E nisso se desenha a história do ogro com síndrome de Gabriela (nasceu assim, cresceu assim, é mesmo assim, vai ser sempre assim) que vira estátua nos doze anos mentais e casa com a colega de escola que, aos trinta, já leu e refletiu por pelo menos quarenta e sete. Nisso se constrói a fábula da princesinha mimada que acumula duas décadas de luta pelo sapato ideal, e se une ao moço classe-médio que acumula duas toneladas de labuta pelos gols do sindicato. Nisso se conta o conto em que um dos apaixonados, ciumento, põe-se a afundar o trabalho do outro em vez de exaltá-lo; nisso se canta a cantiga na qual ou o rapaz ou a senhorita confidencia à mãe detalhes escabrosos do casamento, em vez de embalá-los na discrição do amor maduro; nisso se tece a trama em que ele ou ela paira leviana ou indiferentemente acima do solo comum, em vez de fazer companhia a ela ou ele que continua focadíssimo na terra e na secura do sol a sol.
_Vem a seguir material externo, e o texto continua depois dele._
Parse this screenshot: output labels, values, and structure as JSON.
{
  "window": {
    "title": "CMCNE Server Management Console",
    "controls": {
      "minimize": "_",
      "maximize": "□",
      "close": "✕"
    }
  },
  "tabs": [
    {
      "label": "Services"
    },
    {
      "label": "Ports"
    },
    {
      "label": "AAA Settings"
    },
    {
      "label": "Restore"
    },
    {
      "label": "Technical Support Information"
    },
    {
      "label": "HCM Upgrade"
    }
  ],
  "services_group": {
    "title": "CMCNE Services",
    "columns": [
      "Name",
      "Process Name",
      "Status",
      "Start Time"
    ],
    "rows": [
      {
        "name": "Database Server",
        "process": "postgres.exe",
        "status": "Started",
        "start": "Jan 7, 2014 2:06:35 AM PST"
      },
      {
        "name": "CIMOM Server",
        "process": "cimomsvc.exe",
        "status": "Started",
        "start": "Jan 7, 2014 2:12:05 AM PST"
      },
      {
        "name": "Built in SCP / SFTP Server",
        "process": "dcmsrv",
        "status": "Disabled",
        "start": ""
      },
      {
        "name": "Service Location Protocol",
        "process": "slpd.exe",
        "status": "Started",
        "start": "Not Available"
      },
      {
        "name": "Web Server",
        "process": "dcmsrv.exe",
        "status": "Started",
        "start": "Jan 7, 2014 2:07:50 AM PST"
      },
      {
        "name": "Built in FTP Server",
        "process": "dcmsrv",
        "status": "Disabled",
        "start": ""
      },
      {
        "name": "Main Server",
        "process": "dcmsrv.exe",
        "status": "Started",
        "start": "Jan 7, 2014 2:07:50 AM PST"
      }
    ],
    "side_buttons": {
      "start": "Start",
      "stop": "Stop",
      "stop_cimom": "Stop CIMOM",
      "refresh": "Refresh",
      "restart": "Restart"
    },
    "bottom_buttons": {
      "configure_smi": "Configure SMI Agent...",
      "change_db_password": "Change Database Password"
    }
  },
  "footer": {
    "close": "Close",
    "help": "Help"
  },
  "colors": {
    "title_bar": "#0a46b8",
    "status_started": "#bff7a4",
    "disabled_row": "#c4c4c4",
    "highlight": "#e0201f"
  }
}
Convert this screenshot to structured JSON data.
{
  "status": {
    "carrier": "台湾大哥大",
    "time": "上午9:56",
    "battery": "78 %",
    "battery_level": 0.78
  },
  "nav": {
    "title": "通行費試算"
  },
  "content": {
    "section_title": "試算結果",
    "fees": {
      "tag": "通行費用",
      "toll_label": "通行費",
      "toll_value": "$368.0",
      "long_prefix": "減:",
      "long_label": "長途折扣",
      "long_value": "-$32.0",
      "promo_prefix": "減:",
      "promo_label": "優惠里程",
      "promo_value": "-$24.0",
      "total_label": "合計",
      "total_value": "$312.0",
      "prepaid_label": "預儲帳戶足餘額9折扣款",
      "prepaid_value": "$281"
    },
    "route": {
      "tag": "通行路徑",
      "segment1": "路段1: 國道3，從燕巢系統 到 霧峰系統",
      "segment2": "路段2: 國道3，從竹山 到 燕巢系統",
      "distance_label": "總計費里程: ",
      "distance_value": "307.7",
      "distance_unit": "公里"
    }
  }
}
Há os apegados a quadrinhos e a heróis que se ligaram a corações incapacitados para infâncias. Há os seres com 820 anos de rabugice que noivaram com criaturas de alta leveza e plena adolescência. Há pré-históricos grudados em renascentistas. Há medievais colados a surrealistas. Românticos fazendo par com modernos. Futuristas montando dupla com barrocos.
O mal do que não começa junto é a pouca chance de que junto acabe. O pouco jeito de que, ainda em vida, não se fique órfão um do outro.
Um comentário:
Ogro com síndrome de Gabriela? Que história macabra é essa? Um transformogro??????
Em relacionamentos longos esse descompasso temporal realmente acontece. Muito boa a abordagem vinda de um simples comercial de TV.
Em alguns momentos a pessoa por quem o amor surgiu não existe mais.